On June 28, 2008, Mohd Saiful Bukhari Azlan, then a 23-year-old aide to Anwar, filed a police complaint accusing Anwar of having forcibly sodomizing him two days earlier. The charges were later changed to consensual sodomy, after the authorities determined that Anwar, a 60-year-old with a bad back, was physically incapable of compelling the young man to engage in acts against his will. The complainant avoided being charged because he had reported the incident and asserted he needed protection. 

Anwar is being tried under section 377 of the Malaysian penal code, which prohibits “carnal intercourse against the order of nature.” This so-called sodomy law is a relic of British colonial rule dating back to the mid-19th century. Conviction could result in a sentence of up to 20 years in prison. Leading members of the Commonwealth of Nations, to which Malaysia belongs, called for the abolition of sodomy laws during the recently concluded summit meeting in Brisbane, Australia.

As a member of the United Nations Human Rights Council, Malaysia has agreed to “uphold the highest standards in the promotion and protection of human rights.” Revoking the sodomy law would be consistent with Malaysia’s undertakings as a Human Rights Council member, Human Rights Watch said.

In 1994, the Human Rights Committee, the UN body of experts that monitors civil and political rights, held that sodomy laws violate the right to privacy and non-discrimination. The Yogyakarta Principles, a set of international legal principles on the application of international law to human rights violations based on sexual orientation and gender identity, call on states to, “Repeal all laws that criminalize consensual sexual activity among persons of the same sex who are over the age of consent.” A November 2011 report by the UN high commissioner for human rights, which will be presented to the Human Rights Council in March 2012, recommended that UN member states “repeal laws used to criminalize individuals on grounds of homosexuality for engaging in consensual same-sex sexual conduct.”

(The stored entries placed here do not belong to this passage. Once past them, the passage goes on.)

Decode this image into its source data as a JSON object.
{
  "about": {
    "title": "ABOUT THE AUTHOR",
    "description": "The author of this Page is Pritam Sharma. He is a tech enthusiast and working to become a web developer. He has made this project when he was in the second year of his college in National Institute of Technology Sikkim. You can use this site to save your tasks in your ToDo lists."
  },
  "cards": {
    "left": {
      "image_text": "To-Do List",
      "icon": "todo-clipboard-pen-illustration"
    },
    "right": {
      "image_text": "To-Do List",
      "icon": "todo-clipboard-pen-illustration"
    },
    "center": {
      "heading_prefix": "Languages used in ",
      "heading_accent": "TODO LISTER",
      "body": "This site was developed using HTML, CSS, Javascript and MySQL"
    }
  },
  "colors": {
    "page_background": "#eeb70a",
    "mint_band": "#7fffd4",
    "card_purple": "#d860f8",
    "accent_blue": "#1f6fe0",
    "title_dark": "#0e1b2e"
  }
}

Appeals to cultural or social exceptionalism do not overrule international human rights standards. The Vienna Declaration and Programme of Action, which was adopted by consensus at the World Conference on Human Rights in 1993, provides that, “It is the duty of States, regardless of their political, economic and cultural systems to promote and protect all human rights and fundamental freedoms.” In his 2010 Human Rights Day statement, UN Secretary-General Ban Ki-moon rejected discrimination based on sexual orientation and gender identity and said that, “Where there is a tension between cultural attitudes and universal human rights, rights must carry the day.”

This is the second time Anwar Ibrahim has been arrested on allegations of sodomy. His previous trial for sodomy, which resulted in a conviction in 2000 and a nine-year prison sentence, was marred by rights violations throughout. Upon being arrested on September 20, 1998, Anwar was beaten by the police chief at that time, resulting in severe facial injuries. Due process violations included lack of access to legal counsel; witness intimidation; harassment of his lawyers; and major problems with the prosecution’s evidence. The conviction was overturned in 2004.

“Laws punishing consensual sexual relations between adults of the same sex are an unjustifiable invasion of the rights to privacy and personal security,” Robertson said. “They foster a climate in which discrimination and abuse takes place. These rights cannot be willed away by selective appeals to cultural tradition and religious belief.”